[Retrouvée dans mes archives cette introduction à Feue la Salamandre.]
– C’est toujours par là que je commence.
– …
Je veux dire que c’est toujours à partir de ce silence très nourri que les histoires surprenantes prennent corps. Car enfin, que seraient les histoires s’il n’y avait pas ce soupçon de silence, cette fine épine dorsale sur laquelle se développer.C’est toujours difficile, ces préambules maladroits par lesquels on brise le silence pour donner corps à l’informe, à la voix silencieuse qui sommeille dans l’histoire, lasse. Lasse.
« Pourvu qu’il ne s’admire pas ! »
La répétition du même.
« M’offrir à toi ? »Telle est la voix qui se jouant de l’histoire ne fait qu’ânonner trente six mille syllabes… des mots sans suite au départ, rituel d’un chant psalmodié qui cherche sa justesse en s’égarant, transis.
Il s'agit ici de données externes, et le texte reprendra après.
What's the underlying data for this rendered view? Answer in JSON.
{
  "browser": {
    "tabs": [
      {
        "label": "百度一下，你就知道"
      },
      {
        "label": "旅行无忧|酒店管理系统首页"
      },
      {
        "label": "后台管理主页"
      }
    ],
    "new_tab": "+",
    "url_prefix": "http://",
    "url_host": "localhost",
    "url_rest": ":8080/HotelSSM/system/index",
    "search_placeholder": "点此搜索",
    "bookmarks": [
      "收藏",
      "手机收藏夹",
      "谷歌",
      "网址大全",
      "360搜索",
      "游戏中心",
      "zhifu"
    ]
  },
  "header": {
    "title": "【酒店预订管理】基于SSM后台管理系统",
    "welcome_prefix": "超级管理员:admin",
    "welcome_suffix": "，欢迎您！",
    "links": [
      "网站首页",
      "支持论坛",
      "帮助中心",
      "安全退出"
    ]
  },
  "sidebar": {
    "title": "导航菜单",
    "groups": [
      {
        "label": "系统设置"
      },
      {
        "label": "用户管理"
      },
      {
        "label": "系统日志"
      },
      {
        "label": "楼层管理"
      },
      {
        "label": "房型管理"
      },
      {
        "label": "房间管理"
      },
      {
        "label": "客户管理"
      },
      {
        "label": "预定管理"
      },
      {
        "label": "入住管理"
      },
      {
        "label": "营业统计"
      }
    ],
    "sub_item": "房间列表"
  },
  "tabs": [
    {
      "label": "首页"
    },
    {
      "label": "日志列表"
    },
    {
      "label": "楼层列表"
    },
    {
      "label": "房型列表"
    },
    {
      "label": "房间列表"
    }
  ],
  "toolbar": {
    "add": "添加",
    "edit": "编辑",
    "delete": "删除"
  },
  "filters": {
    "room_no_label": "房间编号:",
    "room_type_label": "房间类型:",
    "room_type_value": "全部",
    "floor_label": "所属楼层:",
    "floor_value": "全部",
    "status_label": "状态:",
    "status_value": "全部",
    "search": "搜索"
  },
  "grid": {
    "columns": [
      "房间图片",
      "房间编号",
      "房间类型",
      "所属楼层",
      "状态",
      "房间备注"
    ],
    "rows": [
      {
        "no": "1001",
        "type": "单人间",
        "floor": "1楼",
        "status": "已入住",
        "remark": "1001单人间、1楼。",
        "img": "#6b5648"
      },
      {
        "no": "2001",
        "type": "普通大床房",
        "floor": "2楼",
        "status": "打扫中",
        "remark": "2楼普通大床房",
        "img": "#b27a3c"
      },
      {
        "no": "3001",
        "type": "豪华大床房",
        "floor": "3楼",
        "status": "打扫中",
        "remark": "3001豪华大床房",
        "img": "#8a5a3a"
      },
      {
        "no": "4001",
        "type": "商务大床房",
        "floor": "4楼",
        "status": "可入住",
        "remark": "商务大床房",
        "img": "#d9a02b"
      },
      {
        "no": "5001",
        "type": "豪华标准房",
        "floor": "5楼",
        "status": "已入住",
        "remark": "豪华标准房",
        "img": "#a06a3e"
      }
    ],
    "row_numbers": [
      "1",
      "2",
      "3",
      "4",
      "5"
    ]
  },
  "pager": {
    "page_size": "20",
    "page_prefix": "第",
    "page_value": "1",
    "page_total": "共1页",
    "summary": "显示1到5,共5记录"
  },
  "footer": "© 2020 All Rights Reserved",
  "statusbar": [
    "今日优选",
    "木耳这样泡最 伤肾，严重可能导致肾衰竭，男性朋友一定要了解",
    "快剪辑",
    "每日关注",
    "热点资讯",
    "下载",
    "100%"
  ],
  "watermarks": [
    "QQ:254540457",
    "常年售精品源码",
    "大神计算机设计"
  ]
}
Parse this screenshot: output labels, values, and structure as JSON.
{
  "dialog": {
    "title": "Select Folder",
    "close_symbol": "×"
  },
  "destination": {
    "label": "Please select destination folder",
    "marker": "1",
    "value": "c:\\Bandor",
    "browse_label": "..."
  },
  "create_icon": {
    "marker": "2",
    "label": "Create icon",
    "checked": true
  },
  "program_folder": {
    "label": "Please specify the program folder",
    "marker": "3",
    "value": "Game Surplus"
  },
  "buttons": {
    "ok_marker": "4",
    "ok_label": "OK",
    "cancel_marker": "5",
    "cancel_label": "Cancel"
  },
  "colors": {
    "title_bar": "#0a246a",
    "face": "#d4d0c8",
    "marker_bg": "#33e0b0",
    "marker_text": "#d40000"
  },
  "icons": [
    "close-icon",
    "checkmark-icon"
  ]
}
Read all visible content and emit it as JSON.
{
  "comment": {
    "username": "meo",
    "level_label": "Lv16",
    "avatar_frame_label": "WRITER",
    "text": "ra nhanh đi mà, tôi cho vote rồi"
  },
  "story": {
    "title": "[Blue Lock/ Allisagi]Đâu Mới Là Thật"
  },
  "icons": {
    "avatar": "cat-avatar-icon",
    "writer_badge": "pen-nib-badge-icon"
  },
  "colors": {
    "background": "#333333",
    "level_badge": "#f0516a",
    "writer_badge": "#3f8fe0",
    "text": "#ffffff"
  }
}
Puis, sur la partition de l’absurde, l’expression devient de plus en plus sonore, plus rocailleuse. Elle cherche à se distinguer, à se distraire même. Elle joue du spasme, semble se perdre et se recompose en une phrase.
Quelle Pythie, quelle Muse extirpera du chaos cette voix magnifique qui dit l’histoire !
Là, quelque chose commence.
Pourvu que le silence cède la place au bruit de l’histoire.
Plutôt mourir…
page blanche, esprit vide…
Parfois, heureusement un mot pour démarrer. « Liens » par exemple.
Parfois, le cerveau s’enclenche à l’heure du sommeil, dans le silence de la nuit. Si le papier et le stylo ne sont pas à portée de main, le lendemain, il n’en restera rien.
Le « Liens » m’a échappé.
Parfois, va savoir pourquoi, le souvenir de l’étincelle nocturne surgit de manière impromptue. La potion de sorcière a réapparu devant un fichier excel récalcitrant, dans l’activité d’un cerveau bouillonnant, dans le bruit de fond des bureaux voisins, des collègues. Le matériel était là, cette histoire sera.
Il faut alors se laisser le temps, un texte est toujours un peu sauvage, c’est prudemment qu’il faut l’approcher… comme pour capturer un oiseau chez Prévert.
Lentement des mots se posent sur la page virtuelle qui s’agite derrière nos yeux. Une idée ici s’accroche, une autre là virevolte. Comment exprimer ceci? Est-ce que j’ai une fin ?
Et avant que ça ne s’échappe, poser quelques mots sur la page matérielle d’un bout de papier, d’un post-it.
Ca y est, la trame a été capturée. Reste à la faire mûrir et grandir. Il est alors temps de poser les autres mots qui l’accompagneront… des mots, des mots, qui coulent jusque l’ultime : fin.
Merci Infolio de nous avoir fait participer de ta manière d’aborder le début d’une histoire… de manière développée qui plus est ! Là ce n’est pas à proprement parler le début de l’histoire… mais une voix narrative qui dit la difficulté d’entamer le silence. Je pensais en fait à « Fin de partie » de Beckett qui commence son histoire par « C’est fini »… Toujours essentiel la première page (voire la première phrase), il suffit pour s’en convaincre de lire et relire les premières pages des plus grands romanciers…
Ce moment m’émerveille : comme passe-t-on du néant à quelque chose qui s’installe, à une voix qui prend forme, sortant de l’informe, pour happer le lecteur et l’entraîner dans la construction d’une histoire.